In 1981, Metzger was cast in the lead role of Jonathan for the world première of Eaton Magoon Jr and Sir Robert Helpmann's Hawaiian musical Aloha for Hamilton Operatic Society at the Founders Theatre. A cast recording produced by Carl Doy was made of the show at Mandrill Studios, orchestrated and conducted by its musical director Derek Williams. In 1983 Metzger revived the role in a Hawaii production of the show. It was followed in 1985 by a Michael Edgley revival production at His Majesty's Theatre, Auckland, directed by Joe Layton, starring Metzger in the same role, also starring Hollywood actress Patricia Morison as Alika.

In 1986, Metzger moved to London where he joined the company of 42nd Street at Theatre Royal, Drury Lane. He also appeared in a production of the musical Matador at the Donmar Warehouse and a Tribute to Noel Coward at the Piccadilly Theatre. One of the highlights of his three years in London was appearing in the Royal Variety Performance.

He returned to New Zealand to play Anatoly in the NZ tour of Chess and to record his debut solo album Me and My Songs produced by his friend Carl Doy.

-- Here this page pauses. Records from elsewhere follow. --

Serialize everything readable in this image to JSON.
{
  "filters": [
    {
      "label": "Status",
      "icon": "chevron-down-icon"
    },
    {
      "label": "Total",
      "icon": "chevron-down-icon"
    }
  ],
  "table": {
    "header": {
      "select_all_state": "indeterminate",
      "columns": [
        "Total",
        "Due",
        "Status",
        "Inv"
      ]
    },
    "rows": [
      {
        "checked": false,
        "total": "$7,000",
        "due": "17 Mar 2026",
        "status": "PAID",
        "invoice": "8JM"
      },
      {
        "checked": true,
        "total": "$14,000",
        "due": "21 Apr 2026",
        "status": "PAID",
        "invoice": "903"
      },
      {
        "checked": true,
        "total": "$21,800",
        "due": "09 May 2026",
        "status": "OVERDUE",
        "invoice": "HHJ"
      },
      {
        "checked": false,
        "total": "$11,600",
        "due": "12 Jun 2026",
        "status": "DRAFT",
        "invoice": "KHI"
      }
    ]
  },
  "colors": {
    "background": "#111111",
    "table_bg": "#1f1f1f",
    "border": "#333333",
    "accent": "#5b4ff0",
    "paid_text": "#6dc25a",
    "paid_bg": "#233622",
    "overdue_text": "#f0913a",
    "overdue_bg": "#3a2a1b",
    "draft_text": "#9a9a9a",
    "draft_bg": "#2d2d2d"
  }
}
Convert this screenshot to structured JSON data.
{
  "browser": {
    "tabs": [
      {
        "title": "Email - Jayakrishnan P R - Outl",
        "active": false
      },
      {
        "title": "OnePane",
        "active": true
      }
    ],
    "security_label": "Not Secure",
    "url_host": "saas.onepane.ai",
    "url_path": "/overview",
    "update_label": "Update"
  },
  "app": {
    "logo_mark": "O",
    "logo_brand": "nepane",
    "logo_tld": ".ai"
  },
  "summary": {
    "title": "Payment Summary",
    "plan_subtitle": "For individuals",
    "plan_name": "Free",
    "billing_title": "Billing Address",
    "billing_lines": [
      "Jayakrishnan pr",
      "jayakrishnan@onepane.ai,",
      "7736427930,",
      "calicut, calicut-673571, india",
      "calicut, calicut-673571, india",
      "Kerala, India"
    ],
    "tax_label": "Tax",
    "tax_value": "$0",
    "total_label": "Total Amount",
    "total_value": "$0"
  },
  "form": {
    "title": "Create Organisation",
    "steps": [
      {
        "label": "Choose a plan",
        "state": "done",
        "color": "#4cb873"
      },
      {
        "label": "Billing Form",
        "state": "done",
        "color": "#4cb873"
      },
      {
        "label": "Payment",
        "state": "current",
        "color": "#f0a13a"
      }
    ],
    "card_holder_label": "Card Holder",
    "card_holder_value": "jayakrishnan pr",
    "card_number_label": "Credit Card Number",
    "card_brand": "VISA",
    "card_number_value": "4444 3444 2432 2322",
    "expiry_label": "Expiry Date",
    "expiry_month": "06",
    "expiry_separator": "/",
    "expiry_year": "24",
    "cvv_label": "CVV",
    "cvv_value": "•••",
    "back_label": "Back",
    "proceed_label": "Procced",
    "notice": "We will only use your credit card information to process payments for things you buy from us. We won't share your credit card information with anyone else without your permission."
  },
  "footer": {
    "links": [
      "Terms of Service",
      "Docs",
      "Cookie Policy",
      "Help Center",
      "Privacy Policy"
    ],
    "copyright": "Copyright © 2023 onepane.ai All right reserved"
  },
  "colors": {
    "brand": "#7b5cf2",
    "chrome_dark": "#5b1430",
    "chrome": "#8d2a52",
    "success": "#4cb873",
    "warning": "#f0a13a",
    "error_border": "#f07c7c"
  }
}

Metzger relocated to Australia in the early 90s, where he played leading roles in a succession of productions including Me and My Girl, Pirates of Penzance, The Mikado, She Loves Me, Follies, Chess, The Wizard of Oz, Pippin, Titanic, and How to Succeed in Business Without Really Trying. He received a Green Room Award for Male Actor in a Leading Role in music theatre for Me and My Girl. He received a Helpmann Award nomination for Best Male Actor in a Supporting Role in a Musical for his role of Patsy in the Australian production of Spamalot.